Les deux pays gagnent donc à l’échange international lorsque le prix mondial du bien X en
termes du bien Y est compris entre les deux prix autarciques représentés par les coûts relatifs
internes, c’est à dire que :
(CrX/Y)B = 4/6 <PX/Y*< (CrX/Y)A = 3/4

La conclusion relative à la condition dans laquelle les deux pays gagnent à l’échange peut aussi
être obtenue en tenant compte du coût relatif du bien Y en termes du bien X :
- Le pays B arrive à importer (donc à acheter) du pays A le bien Y à un prix relatif inférieur à
son coût relatif interne c’est à dire à 6/4 :
P*Y/X < (CrY/X)B = 6/4, tel que P*Y/X est le prix mondial du bien Y en termes du bien X.
- Le pays A arrive à exporter (donc à vendre) au pays B le bien Y à un prix supérieur à son coût
relatif interne c’est à dire à 4/3 :
(CrY/X)A = 4/3 < P*Y/X, tel que P*Y/X est le prix mondial du bien Y en termes du bien X.

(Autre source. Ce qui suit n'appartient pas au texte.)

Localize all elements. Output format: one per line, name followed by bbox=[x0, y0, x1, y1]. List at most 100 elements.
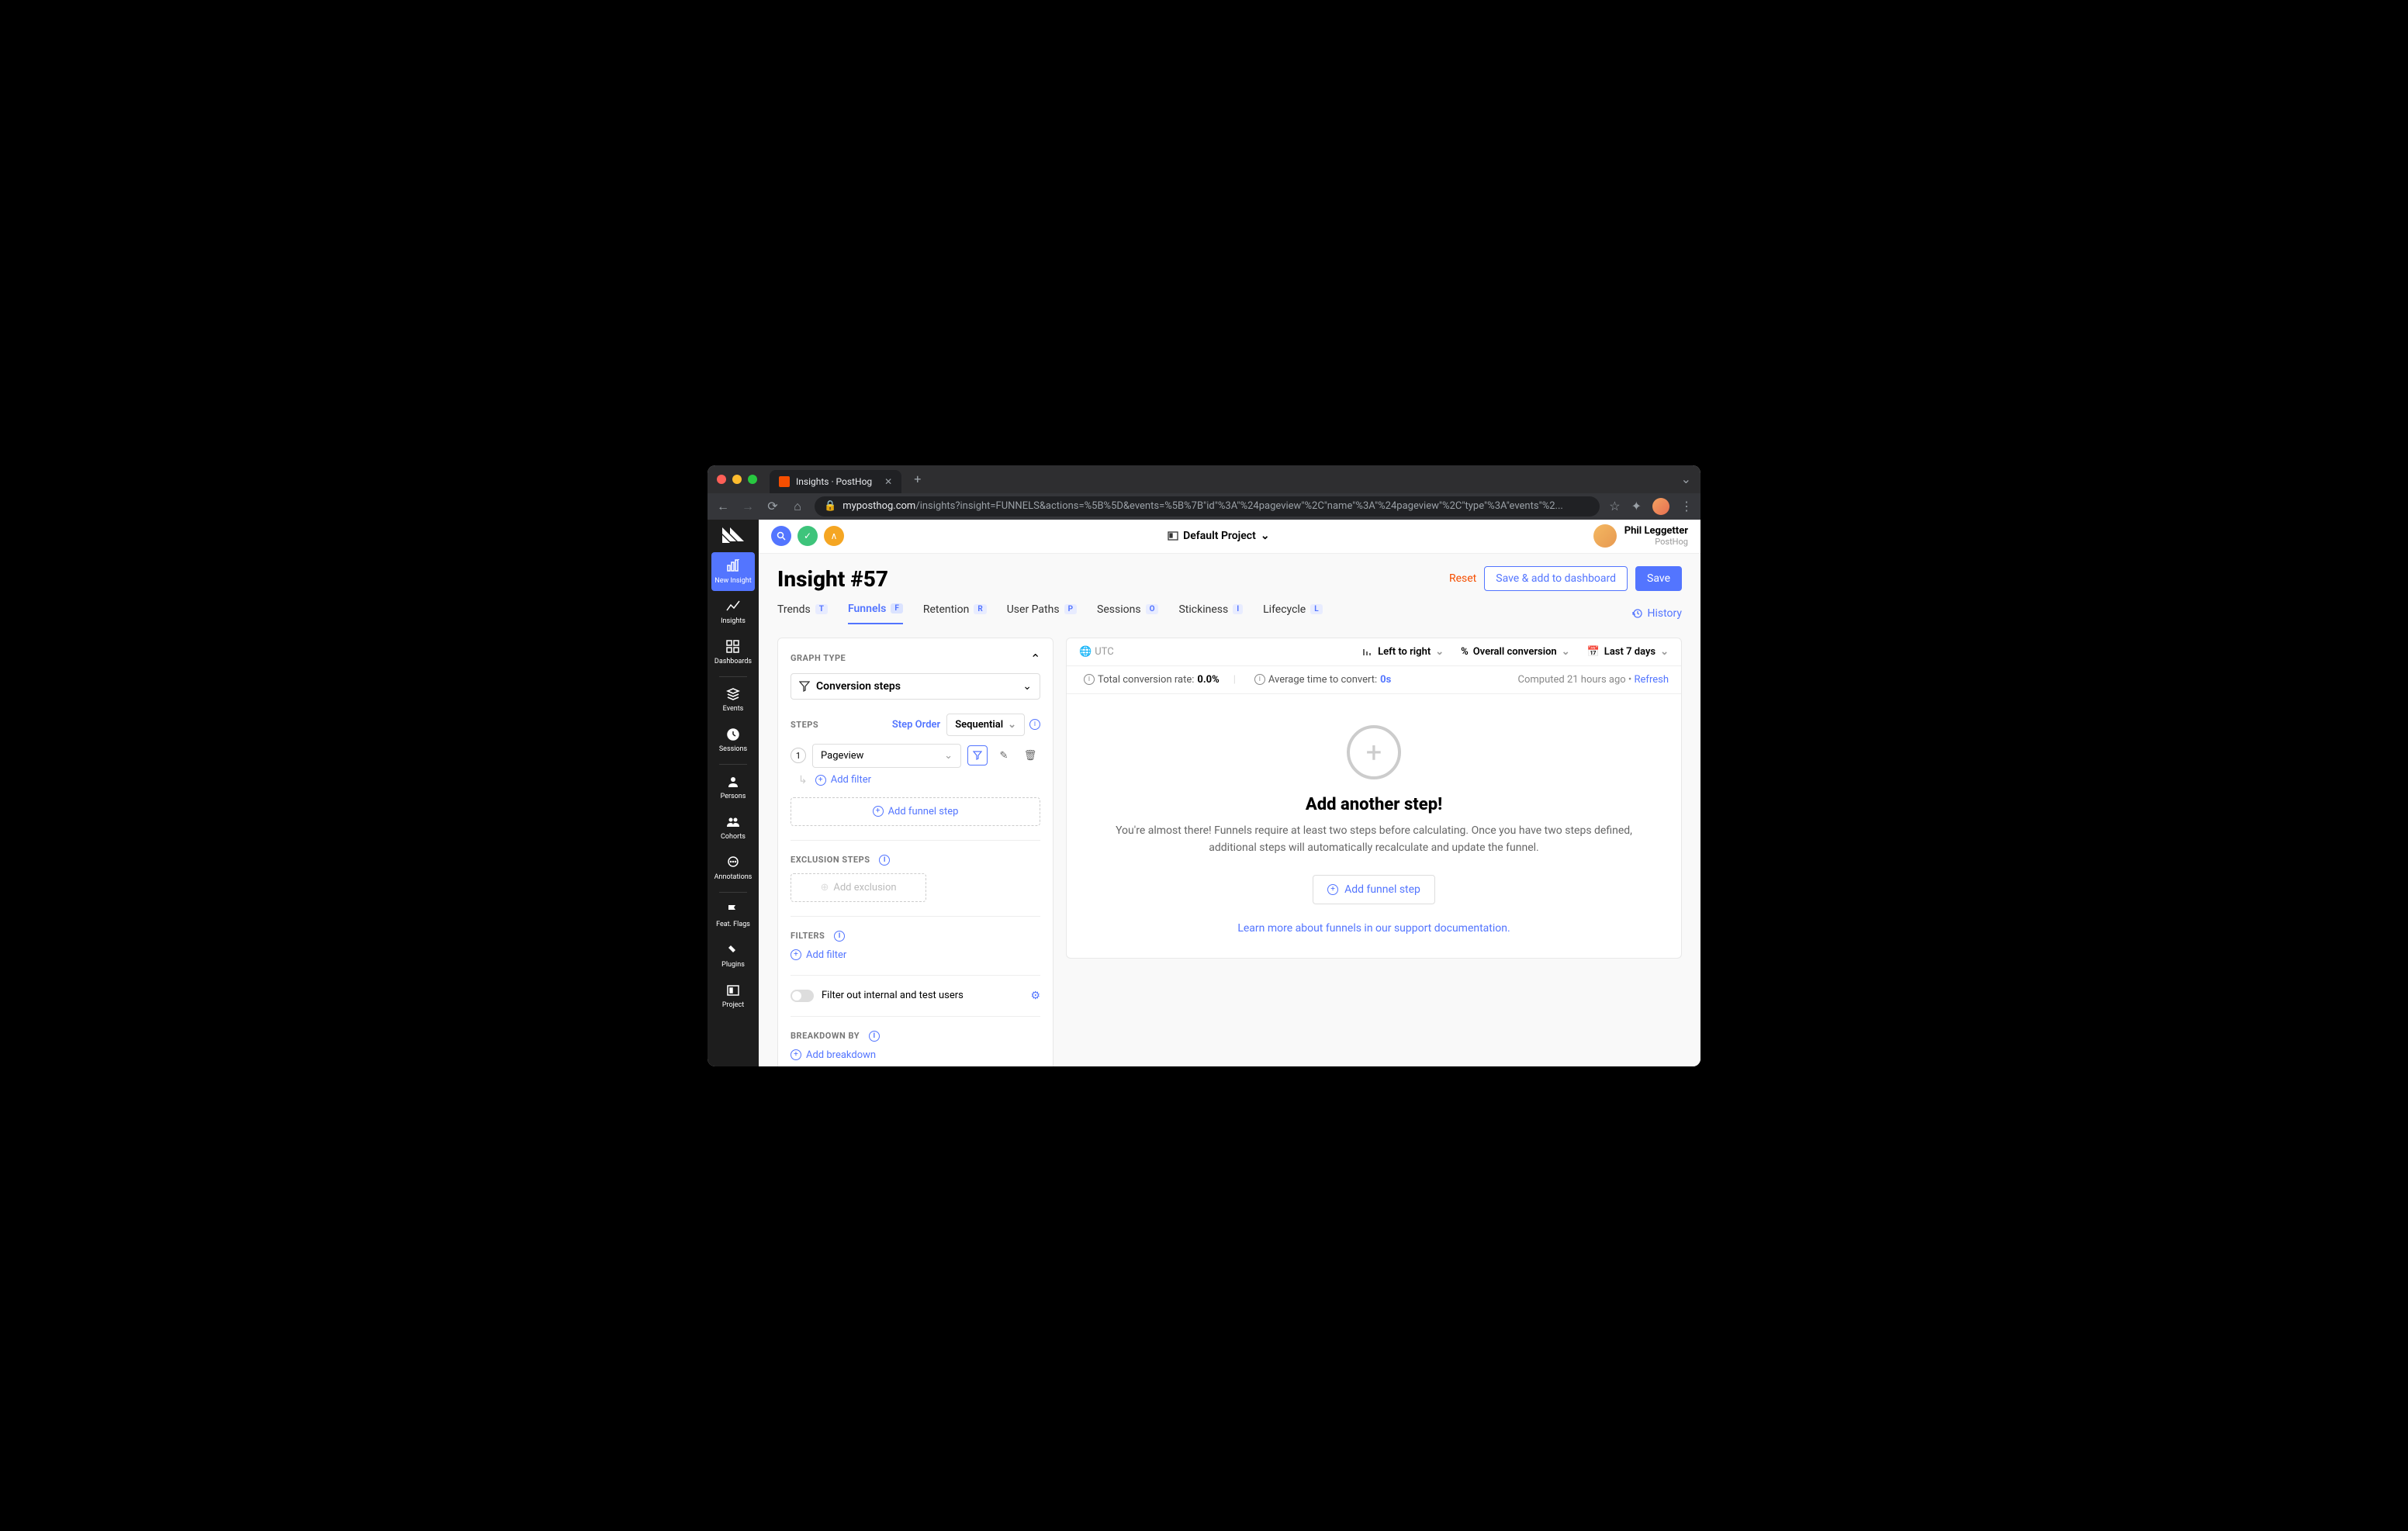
info-icon[interactable]: i bbox=[1029, 719, 1040, 730]
cohorts-icon bbox=[725, 814, 741, 830]
nav-annotations[interactable]: Annotations bbox=[711, 848, 755, 887]
gear-icon[interactable]: ⚙ bbox=[1030, 990, 1040, 1002]
insights-icon bbox=[725, 599, 741, 614]
project-icon bbox=[725, 983, 741, 998]
nav-persons[interactable]: Persons bbox=[711, 768, 755, 807]
project-name: Default Project bbox=[1183, 530, 1256, 542]
nav-label: Plugins bbox=[721, 961, 745, 969]
annotations-icon bbox=[725, 855, 741, 870]
save-button[interactable]: Save bbox=[1635, 566, 1682, 591]
posthog-logo[interactable] bbox=[721, 526, 746, 544]
add-funnel-step-cta[interactable]: +Add funnel step bbox=[1313, 875, 1435, 904]
user-org: PostHog bbox=[1624, 537, 1688, 547]
url-path: /insights?insight=FUNNELS&actions=%5B%5D… bbox=[915, 500, 1563, 512]
add-funnel-step-button[interactable]: +Add funnel step bbox=[791, 797, 1040, 826]
user-menu[interactable]: Phil Leggetter PostHog bbox=[1593, 524, 1688, 548]
reset-link[interactable]: Reset bbox=[1449, 572, 1476, 585]
filter-internal-toggle[interactable] bbox=[791, 990, 814, 1002]
back-button[interactable]: ← bbox=[715, 499, 731, 514]
chevron-down-icon: ⌄ bbox=[1022, 680, 1032, 693]
menu-icon[interactable]: ⋮ bbox=[1680, 499, 1693, 513]
url-host: myposthog.com bbox=[842, 500, 915, 512]
app-window: Insights · PostHog ✕ + ⌄ ← → ⟳ ⌂ 🔒 mypos… bbox=[708, 465, 1700, 1066]
avatar bbox=[1593, 524, 1617, 548]
tab-trends[interactable]: TrendsT bbox=[777, 603, 828, 624]
direction-select[interactable]: Left to right⌄ bbox=[1362, 646, 1444, 658]
funnel-icon bbox=[799, 681, 810, 692]
nav-label: Dashboards bbox=[714, 658, 752, 665]
tab-sessions[interactable]: SessionsO bbox=[1097, 603, 1158, 624]
edit-step-button[interactable]: ✎ bbox=[994, 745, 1014, 766]
tab-retention[interactable]: RetentionR bbox=[923, 603, 987, 624]
nav-label: Insights bbox=[721, 617, 746, 625]
save-add-dashboard-button[interactable]: Save & add to dashboard bbox=[1484, 566, 1628, 591]
info-icon[interactable]: i bbox=[869, 1031, 880, 1042]
filter-step-button[interactable] bbox=[967, 745, 988, 766]
step-order-select[interactable]: Sequential ⌄ bbox=[946, 714, 1025, 736]
learn-more-link[interactable]: Learn more about funnels in our support … bbox=[1237, 922, 1510, 935]
new-tab-button[interactable]: + bbox=[914, 472, 921, 486]
nav-divider bbox=[719, 676, 747, 677]
tab-user-paths[interactable]: User PathsP bbox=[1007, 603, 1077, 624]
add-breakdown-link[interactable]: +Add breakdown bbox=[791, 1049, 1040, 1061]
project-selector[interactable]: Default Project ⌄ bbox=[1168, 530, 1269, 542]
close-window-button[interactable] bbox=[717, 475, 726, 484]
search-button[interactable] bbox=[771, 526, 791, 546]
graph-type-select[interactable]: Conversion steps ⌄ bbox=[791, 673, 1040, 700]
lock-icon: 🔒 bbox=[824, 500, 836, 512]
add-exclusion-button[interactable]: ⊕Add exclusion bbox=[791, 873, 926, 902]
step-order-label: Step Order bbox=[892, 719, 940, 731]
nav-sessions[interactable]: Sessions bbox=[711, 721, 755, 759]
chevron-down-icon: ⌄ bbox=[1261, 530, 1270, 542]
step-row-1: 1 Pageview ⌄ ✎ 🗑 bbox=[791, 744, 1040, 768]
maximize-window-button[interactable] bbox=[748, 475, 757, 484]
history-link[interactable]: History bbox=[1631, 607, 1682, 620]
add-filter-link[interactable]: +Add filter bbox=[815, 774, 871, 786]
nav-label: New Insight bbox=[714, 577, 751, 585]
delete-step-button[interactable]: 🗑 bbox=[1020, 745, 1040, 766]
exclusion-label: EXCLUSION STEPSi bbox=[791, 855, 1040, 866]
conversion-select[interactable]: %Overall conversion⌄ bbox=[1461, 646, 1570, 658]
nav-label: Annotations bbox=[714, 873, 752, 881]
plugins-icon bbox=[725, 942, 741, 958]
home-button[interactable]: ⌂ bbox=[790, 499, 805, 514]
nav-insights[interactable]: Insights bbox=[711, 593, 755, 631]
tab-title: Insights · PostHog bbox=[796, 476, 872, 487]
add-filter-global-link[interactable]: +Add filter bbox=[791, 949, 1040, 961]
tab-funnels[interactable]: FunnelsF bbox=[848, 603, 903, 624]
tab-stickiness[interactable]: StickinessI bbox=[1178, 603, 1243, 624]
warning-button[interactable]: ∧ bbox=[824, 526, 844, 546]
info-icon[interactable]: i bbox=[834, 931, 845, 942]
daterange-select[interactable]: 📅Last 7 days⌄ bbox=[1587, 646, 1669, 658]
nav-events[interactable]: Events bbox=[711, 680, 755, 719]
nav-label: Project bbox=[722, 1001, 744, 1009]
nav-cohorts[interactable]: Cohorts bbox=[711, 808, 755, 847]
bookmark-icon[interactable]: ☆ bbox=[1609, 499, 1620, 513]
refresh-link[interactable]: Refresh bbox=[1635, 674, 1669, 686]
nav-feature-flags[interactable]: Feat. Flags bbox=[711, 896, 755, 935]
minimize-window-button[interactable] bbox=[732, 475, 742, 484]
nav-divider bbox=[719, 892, 747, 893]
main-content: ✓ ∧ Default Project ⌄ Phil Leggetter Pos… bbox=[759, 520, 1700, 1066]
step-event-select[interactable]: Pageview ⌄ bbox=[812, 744, 961, 768]
nav-plugins[interactable]: Plugins bbox=[711, 936, 755, 975]
info-icon[interactable]: i bbox=[879, 855, 890, 866]
filter-internal-row: Filter out internal and test users ⚙ bbox=[791, 990, 1040, 1002]
collapse-icon[interactable]: ⌄ bbox=[1030, 651, 1040, 665]
graph-type-value: Conversion steps bbox=[816, 680, 901, 693]
page-title: Insight #57 bbox=[777, 566, 888, 592]
close-tab-button[interactable]: ✕ bbox=[884, 476, 892, 487]
extensions-icon[interactable]: ✦ bbox=[1631, 499, 1642, 513]
reload-button[interactable]: ⟳ bbox=[765, 499, 780, 513]
nav-project[interactable]: Project bbox=[711, 976, 755, 1015]
status-ok-button[interactable]: ✓ bbox=[797, 526, 818, 546]
nav-dashboards[interactable]: Dashboards bbox=[711, 633, 755, 672]
address-bar[interactable]: 🔒 myposthog.com/insights?insight=FUNNELS… bbox=[815, 496, 1600, 517]
tab-lifecycle[interactable]: LifecycleL bbox=[1263, 603, 1323, 624]
browser-tab[interactable]: Insights · PostHog ✕ bbox=[770, 470, 901, 493]
insight-tabs: TrendsT FunnelsF RetentionR User PathsP … bbox=[777, 603, 1682, 625]
profile-avatar-icon[interactable] bbox=[1652, 498, 1669, 515]
expand-tabs-icon[interactable]: ⌄ bbox=[1681, 472, 1691, 486]
forward-button[interactable]: → bbox=[740, 499, 756, 514]
nav-new-insight[interactable]: New Insight bbox=[711, 552, 755, 591]
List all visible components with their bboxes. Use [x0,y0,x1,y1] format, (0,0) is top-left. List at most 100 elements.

Les deux pays gagnent donc à l’échange international lorsque le prix mondial du bien Y en
termes du bien X est compris entre les deux prix autarciques représentés par les coûts relatifs
internes, c’est à dire que :
(CrY/X)A = 4/3 <PY/X*< (CrY/X)B = 6/4

1.4. De quoi la répartition des gains dépendrait-elle ?


Il est à signaler que la répartition des gains entre les deux pays n’est pas nécessairement
équitable. Elle dépend de l’écart entre le prix mondial (ou termes de l’échange) et les coûts
relatifs internes.

John Stuart Mill (1806-1873) a été le premier à suggérer que les termes de l’échange vont
refléter les demandes mondiales se portant sur chacun des deux biens. Les prix internationaux
(termes de l’échange) résulteraient de la confrontation entre l’offre et la demande mondiales
pour chaque catégorie de bien. Du moment que les demandes relatives à chacun des deux biens
ne sont pas identiques, la répartition du gain mondial procuré par l’échange ne peut être
qu’inégale.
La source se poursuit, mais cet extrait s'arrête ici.